ABD’nin Irak işgali, tezkere sürecinde sadece Antikapitalist Müslümanlar değil, radikal İslami akımlardan da önemli gruplar, barış hareketi içinde, cephe oluşturulmasında yer almışlar, etkin protesto eylemlerine de birlikte katılmışlardı. Irak tezkeresinin reddinde katkısı olan işbirliğinin ürünü, liberal demokrat hareketin barış eylemlerinde simge isimlerinden Şanar Yurdatapan ile dindarlığı önde tutanlardan Abdurrahman Dilipak’ın kol kola pek çok gündemli eylemlerini anımsayacaksınız..
Üçlü katıldığımız bir televizyon yayınında, ikilinin savaş karşıtı, Irak işgali odaklı barış cephesi oluşturmanın ilersinde, insan haklarının bütünü içinde tam bir uyum içinde kardeş oldukları iddialarını abartılı bulmuş, insan hakları, hukuk devleti demokrasinin savunulması çerçevesinde kamuoyunu yanıltabilecek içeriğinden kaygılandığım için de, canlı yayında, ikisinden birden açıklama istemiştim. “İnsan haklarının bütünü içinde, ortak mücadelede artık tam bir uyum içinde olduğunuzu açıklıyorsunuz.
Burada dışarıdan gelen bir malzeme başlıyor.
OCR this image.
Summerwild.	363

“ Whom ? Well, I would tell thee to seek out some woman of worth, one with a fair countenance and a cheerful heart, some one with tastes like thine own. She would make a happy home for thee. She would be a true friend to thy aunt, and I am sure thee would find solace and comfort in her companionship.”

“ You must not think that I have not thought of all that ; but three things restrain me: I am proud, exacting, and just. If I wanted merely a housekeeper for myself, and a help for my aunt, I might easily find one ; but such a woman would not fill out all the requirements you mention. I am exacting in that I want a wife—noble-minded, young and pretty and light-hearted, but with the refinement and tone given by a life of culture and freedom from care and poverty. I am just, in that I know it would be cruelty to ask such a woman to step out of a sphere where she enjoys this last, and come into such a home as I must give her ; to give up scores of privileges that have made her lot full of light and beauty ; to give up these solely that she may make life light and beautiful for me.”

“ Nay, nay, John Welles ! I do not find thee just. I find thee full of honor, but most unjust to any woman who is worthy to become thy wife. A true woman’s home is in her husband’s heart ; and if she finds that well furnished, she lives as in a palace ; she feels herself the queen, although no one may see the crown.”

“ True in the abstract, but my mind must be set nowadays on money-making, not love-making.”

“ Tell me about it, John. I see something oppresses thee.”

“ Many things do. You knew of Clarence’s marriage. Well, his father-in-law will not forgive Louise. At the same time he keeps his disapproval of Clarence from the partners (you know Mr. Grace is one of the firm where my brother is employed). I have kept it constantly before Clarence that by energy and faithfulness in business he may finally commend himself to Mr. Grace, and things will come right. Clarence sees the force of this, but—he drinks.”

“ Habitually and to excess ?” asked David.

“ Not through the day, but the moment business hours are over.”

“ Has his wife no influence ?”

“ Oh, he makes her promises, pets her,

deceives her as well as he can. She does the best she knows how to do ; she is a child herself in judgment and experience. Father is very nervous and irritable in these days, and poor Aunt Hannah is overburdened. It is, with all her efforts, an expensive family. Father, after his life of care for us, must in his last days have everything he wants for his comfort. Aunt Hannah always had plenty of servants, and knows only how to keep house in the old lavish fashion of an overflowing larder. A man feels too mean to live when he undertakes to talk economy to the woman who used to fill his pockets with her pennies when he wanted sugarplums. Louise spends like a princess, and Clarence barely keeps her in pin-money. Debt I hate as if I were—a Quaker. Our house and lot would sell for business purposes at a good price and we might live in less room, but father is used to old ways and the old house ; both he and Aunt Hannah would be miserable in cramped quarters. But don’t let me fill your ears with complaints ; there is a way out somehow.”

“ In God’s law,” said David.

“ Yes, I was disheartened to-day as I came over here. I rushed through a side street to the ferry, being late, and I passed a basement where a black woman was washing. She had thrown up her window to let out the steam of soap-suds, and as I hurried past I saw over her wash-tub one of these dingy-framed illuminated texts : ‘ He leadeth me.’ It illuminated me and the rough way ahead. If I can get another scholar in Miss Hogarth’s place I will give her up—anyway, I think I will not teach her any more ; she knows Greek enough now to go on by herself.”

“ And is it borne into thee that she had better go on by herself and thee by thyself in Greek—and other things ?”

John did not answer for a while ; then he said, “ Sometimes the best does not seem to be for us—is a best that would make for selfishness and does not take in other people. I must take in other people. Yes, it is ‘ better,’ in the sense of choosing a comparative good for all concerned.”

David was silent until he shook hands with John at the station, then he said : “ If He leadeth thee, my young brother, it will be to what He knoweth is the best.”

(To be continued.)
Ama az önce ayrı ayrı insan hakları, hukuk devleti anlayışınızı açıklarken biriniz ‘evrensel insan hakları’ diğeriniz ‘şeriat hukuku’ tanımı yaptınız. Kuşkusuz barış cephesi oluşturmada pek çok payda, ortak cephe alanı yaratılabilir. Ama evrensel insan hakları, hukuk devleti ilkeleri ile şeriat hukuk yorumları arasında uyumsuzluğun söz konusu olduğu alanlar ne olacak. Hele de İslam cephesinde birbirinin zıddı, düşmanca farklı şeriat yorumları söz konusu iken..” sorgulamamın üzerine, Yurdatapan evrensel hukuk, insan hakları ilkelerine bağlılıktan, Dilipak ise şeriat hukukunun tartışılamayacağından söz etmişlerdi..

***

Evrensel değerlerle hukuk bilgeliğinde donanımlarını sorgulayamayacağımız hukukçuların, örneğin sevgiyle anmak istediğim Prof. Bülent Tanör’ün birkaç cümleyle özetlenebilecek öğretisiyle, “İnanç özgürlüğü tartışılamaz, sorgulanamaz insan hakları kapsamındadır. İnançla, en karşısında olduklarınızla dahi dalga geçme özgürlüğümüz yoktur. İnananın inançları çerçevesindeki yaşam tarzını özel yaşam alanı içinde tutması koşulu ile.” İnanç özgürlüğü, inancına göre yaşam tarzı seçilmesi, örgütlenmeleri, buna göre hukuk düzenlerinin oluşturulması insan hakları, hukuk devleti düzeni, laiklik, demokratik rejimle bağdaşmaz. İslam dünyasında farklı şeriat yorumları ile kurulmuş devletlerin tümü için, hukuk devleti, demokratik düzen, laikliğin geçerli olamamasının nedenleri ortada. Üstelik tek sorun diktatoryal yönetim biçimleri olan şeriat yorumlarının inanç alanından, Kuran’dan sapmaları ile de sınırlı değil. Şeriat yorumları çelişkileri, mezhepler çatışmalarının çok ötesinde, tek tek bireylerin hakları, yaşamları da söz konusu olmak üzere, kamusal alanda evrensel insan haklarının ağır gaspları gündemde..
Bir de laikliğin sulandırılmış yorumlarından kaynaklanan sorunlar var.. Kamunun özel koruma güvencesi altında olmaları gereken çocukların haklarından örneklerle girersek.. Evrensel hukuk, laik rejim, demokrasilerde, kutsal aile bağları, geleneklerin de, hele de inançla açıklanan yorumlarla, çocuk haklarını ortadan kaldırma hakkı, yetkisinden söz edilemez.. Elbette her anne, baba, çocuğun üzerinde hakkı, emeği olan büyüklerinin kendi inanç, değerlerinin doğrultusunda çocuklara yol gösterme hakları sorgulanamaz. Ancak yine kabaca çocuğun sadece cinsel tacize uğramasında değil, her tür hakkı üzerinde büyüklerinin gasp etme hakları yoktur.
Bilim çocuğun gelişim yaşını 18 olarak ortaya koymuşken, inanç, gelenek, görenek adına 12 yaş altında çocuklar için bile yaygın olan taciz içeriğinde evlilikler, tacizcisiyle evlendirilmenin önünü açan yollar bulunup uygulanamaz.. “Taciz etmemiş ki, evlendirilmiş..” gerekçe yapılıp yasa düzenlenemez. İslam hukukunun, “cinsel ilişkinin kurulabildiği erken yaş hallerini evliliğe uygun sayma iddialarına” sığınılamaz.. “Medeni kanun 17 yaşı, aile rızasıyla 16 yaşı kabul ediyor. Ama aile suç olduğunu bilmeden imam nikâhı ile, düğün dernekle evlendirmiş..” AKP korosu savunması, şeriat hukuku özlemli deformasyonun ta kendisi. Sırada Suriye’den göçle fiilen katlanan, çokeşlilik mağdurları mı var?